During the course of this audit, DVA revised its quality management framework for travel claims reimbursement to include a process for monitoring the validity and accuracy of payments once they have been made. Implementation of the revised quality management framework is at an early stage, and in light of past experience the department should review its overall approach to implementing the planned initiatives so as to provide management assurance that agreed risk mitigation measures will be progressed and will operate as anticipated.
The administration of payments to contracted transport providers under the BCS is supported by appropriate controls built into the relevant ICT system, known as the Transport Booking and Invoicing System (TBIS). However, two older booking methods under the BCS—the Direct Booking Model and NSW Country Taxi Voucher Scheme—continue to operate outside the TBIS control framework. In particular, bookings are not made through TBIS and DVA staff cannot conduct normal pre‑travel eligibility checks or provide travel approvals, and the department only becomes aware that travel has been undertaken when an invoice is received. The annual cost of bookings made through these methods is approximately $16 million, or one‑quarter of the value of all bookings under the BCS. To strengthen the level of assurance that BCS requirements are met, there would be benefit in the department also applying the post‑payment monitoring capability for travel reimbursement, currently under development, to the BCS.

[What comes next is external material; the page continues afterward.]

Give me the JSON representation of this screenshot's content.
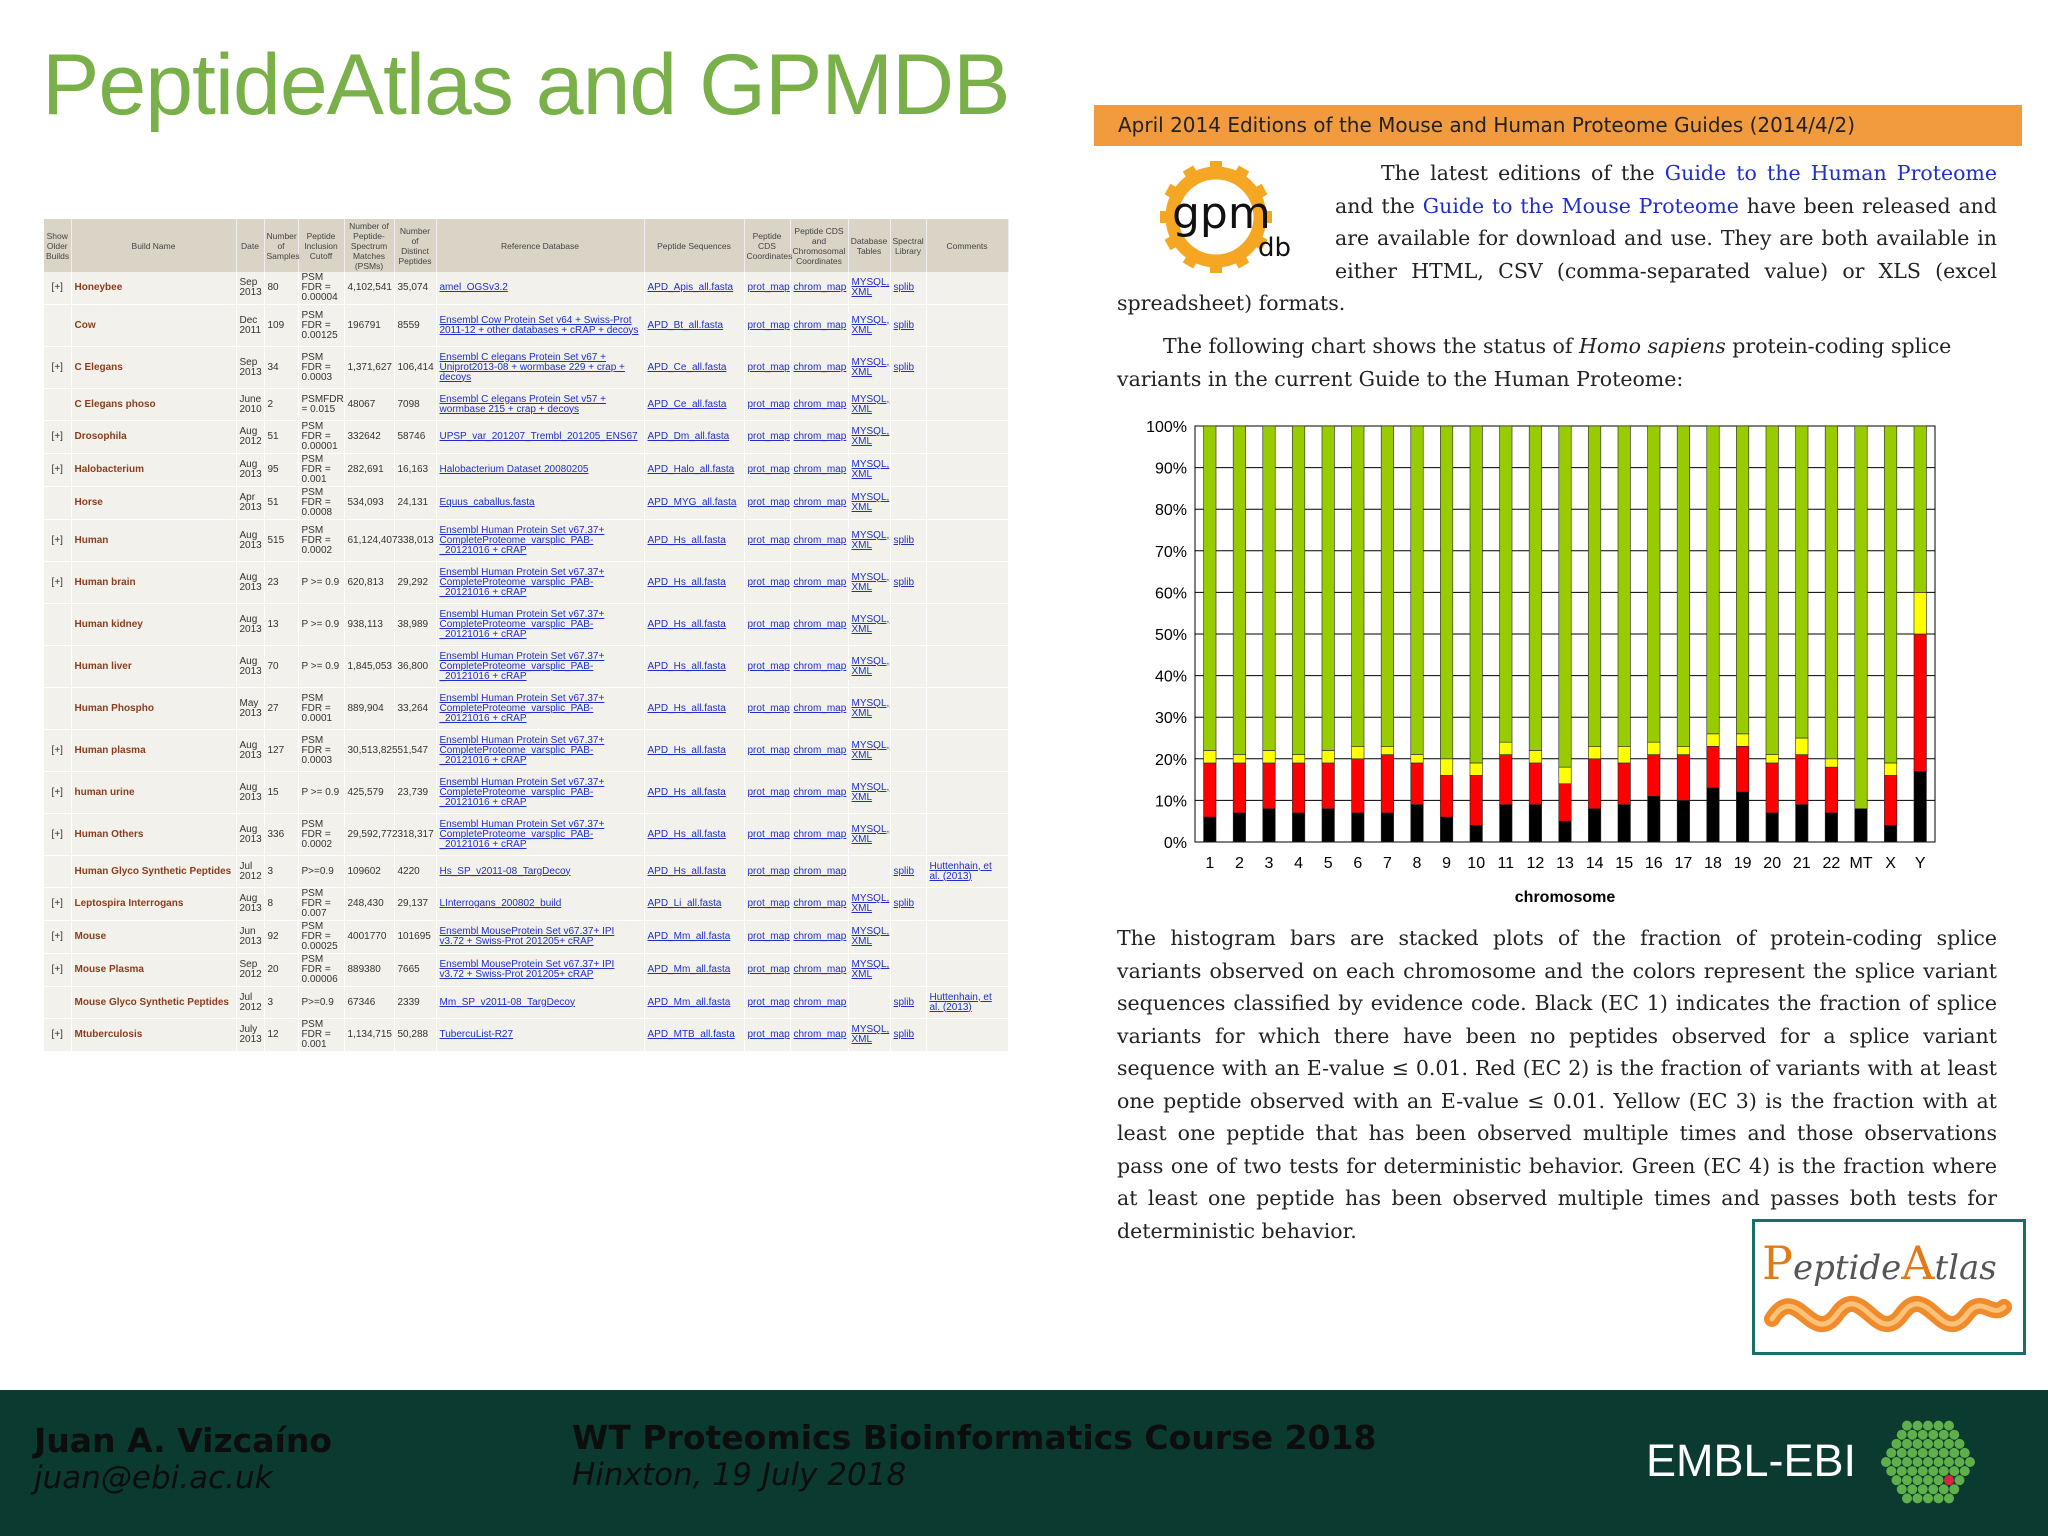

A key lesson of this audit is the importance of senior management oversight and monitoring of planned implementation activities, and timely escalation when implementation risks emerge. As mentioned, in the course of implementing online service improvements in 2012, DVA failed to implement planned risk mitigation measures to help maintain the integrity of travel claims under the RTS. The ANAO has made one recommendation focusing on the provision of management assurance relating to the implementation of agreed risk mitigation measures.